"SACRALITA' E POESIA IN UN TESTO RARO DI PASOLINI" di Pepi Burgio

Per Pasolini, prima che ne leggessi una sola pagina o vedessi un solo fotogramma dei suoi film, nutrivo un forte sentimento di attrazione, semiologico, estetico, come una tensione immediata, credo condivisa anche da alcuni miei coetanei, come me venuti su un po’ strani.
Per questo sono grato al mio amico A. T., il quale mi ha fatto conoscere una pubblicazione del 2005 della prestigiosa casa editrice Archinto che raccoglie il testo di un’intervista dell’autore de Le ceneri di Gramsci, rilasciata a New York nel 1969 a Giuseppe Cardillo, allora Direttore dell’Istituto italiano di cultura.
Rimasta sepolta per quasi quarant’anni, qualche anno fa è stata meritoriamente riesumata da Luigi Fontanella, ordinario di letteratura italiana alla State University di New York. Il quale oltre ad averne curato la pubblicazione, ha scritto un’introduzione di grande pregevolezza.

Due, fra i numerosi spunti di riflessione sollecitati dall’intervista, si impongono per la centralità rivestita nella poetica pasoliniana.
Il primo riguarda il sacro. All’intervistatore che ingenuamente sembra cogliere una presunta contraddizione fra il dichiarato agnosticismo del poeta ed il carattere religioso delle sue opere, Pasolini, dopo avere ricordato che nella civiltà contadina, pre-borghese, pre-industriale, a qualsiasi livello della sua vita, anche nelle pietre, negli alberi, nei vicini di casa, in certe parole è possibile rintracciare una apparizione del sacro, una ierofania, esplicita meglio il discorso con un riferimento convincente al linguaggio cinematografico adottato in Accattone.
La sacralità, dice in sostanza Pasolini, non abita soprattutto la terra del turbamento emotivo, della compassione o della pietà di contenuto; non è fondamentalmente un fatto psicologico rappresentato, per esempio, dalla dinamicità naturalistica delle espressioni facciali.
Essa rimanda piuttosto alla mitizzazione e all’epicizzazione di elementi realistici, e consiste in un fatto stilistico. In Accattone, ricorda ancora il poeta di Casarsa, l’assenza di piani-sequenza, testimonia l’estraneità alla narrazione realistica e l’adozione di una tecnica frontale, semplice, ieratica, priva di naturalezza e di naturalismo.
Una siffatta maniera non è altro che una tecnica sacrale: questo faceva sì che le borgate [...] fossero in realtà viste come dei sacrari, dei luoghi per poesia.

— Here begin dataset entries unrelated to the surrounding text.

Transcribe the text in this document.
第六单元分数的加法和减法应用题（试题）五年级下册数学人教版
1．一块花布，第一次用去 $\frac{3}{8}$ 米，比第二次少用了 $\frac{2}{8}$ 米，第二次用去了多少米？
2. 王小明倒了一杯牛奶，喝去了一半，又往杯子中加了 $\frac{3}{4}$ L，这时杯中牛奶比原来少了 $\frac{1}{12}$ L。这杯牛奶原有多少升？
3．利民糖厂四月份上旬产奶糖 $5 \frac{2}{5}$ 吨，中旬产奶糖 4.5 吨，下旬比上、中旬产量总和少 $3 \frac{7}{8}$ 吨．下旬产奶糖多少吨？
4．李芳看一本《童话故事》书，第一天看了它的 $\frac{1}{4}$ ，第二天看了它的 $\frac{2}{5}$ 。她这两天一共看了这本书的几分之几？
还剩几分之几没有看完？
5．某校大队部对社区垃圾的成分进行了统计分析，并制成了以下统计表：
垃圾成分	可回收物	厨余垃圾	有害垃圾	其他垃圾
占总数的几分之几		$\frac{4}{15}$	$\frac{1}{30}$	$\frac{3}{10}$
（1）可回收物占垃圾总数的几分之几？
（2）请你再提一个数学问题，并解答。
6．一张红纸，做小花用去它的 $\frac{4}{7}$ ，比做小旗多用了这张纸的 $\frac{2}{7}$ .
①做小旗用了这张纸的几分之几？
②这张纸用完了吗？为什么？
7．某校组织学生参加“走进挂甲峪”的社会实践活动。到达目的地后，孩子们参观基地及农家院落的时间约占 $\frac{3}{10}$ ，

Il secondo spunto di riflessione è, appunto, la poesia, a giudizio di Pasolini l’unica forma espressiva non riducibile ad oggetto di consumo, inassimilabile e indigeribile dal sistema.
Perché? Nessuna nuova improbabile elaborazione teorica, quanto un’accorata invocazione sottolineata nell’introduzione da Luigi Fontanella: L’intervista pasoliniana, documento davvero tra i più appassionanti e riepilogativi della sua biografia, termina con una sorta di appello e, al contempo di cartello segnaletico futuro: la poesia come ultimo rifugio; la poesia come bene supremo e inconsumabile; la poesia come portatrice di una grazia primitiva.
L’ultima notazione riguarda quanto affermato da Pasolini, posto solo in parte in esergo all’introduzione: Vorrei avere diciott’anni per vivere una vita quaggiù a New York. Una città magica, travolgente, bellissima. […] New York non è un’evasione: è un impegno, una guerra. Ti mette addosso la voglia di fare, affrontare, cambiare: ti piace come le cose che piacciono, ecco, a vent’anni.
Curioso, se non sorprendente, a tutta prima, questo giudizio. Per ovvi motivi. Però Pasolini, a pensarci bene, in alcune occasioni ha già dichiarato che in Europa tutto è finito: in America si ha l’impressione che tutto stia per cominciare. Può bastare? Forse no. Per me la lettura più convincente l’ha proposta in maniera magnifica Enzo Siciliano: Pier Paolo scambiava per vitalità creativa gli sbandamenti della fisiologia, e, nella solitudine cui s’ era condannato, tanto gli bastava. Sempre più convinto che un poeta, un intellettuale, dovesse sfuggire ai valori della convivenza borghese, esaltava tutto quanto apparisse liberato da ogni obbligatorietà. Avrebbe amato percorrere le strade dell’estasi fisica, dello stordimento vitalistico, di una irrelata, abbandonata voluttà. Il viaggio a New York lo fece parlare in nome di una giovinezza perenne, quasi una insperata permutazione di cellule.
Pochi anni dopo, l’esasperante solitudine a cui s’era condannato, sarebbe inevitabilmente sboccata nel sacrificio dell’idroscalo di Ostia.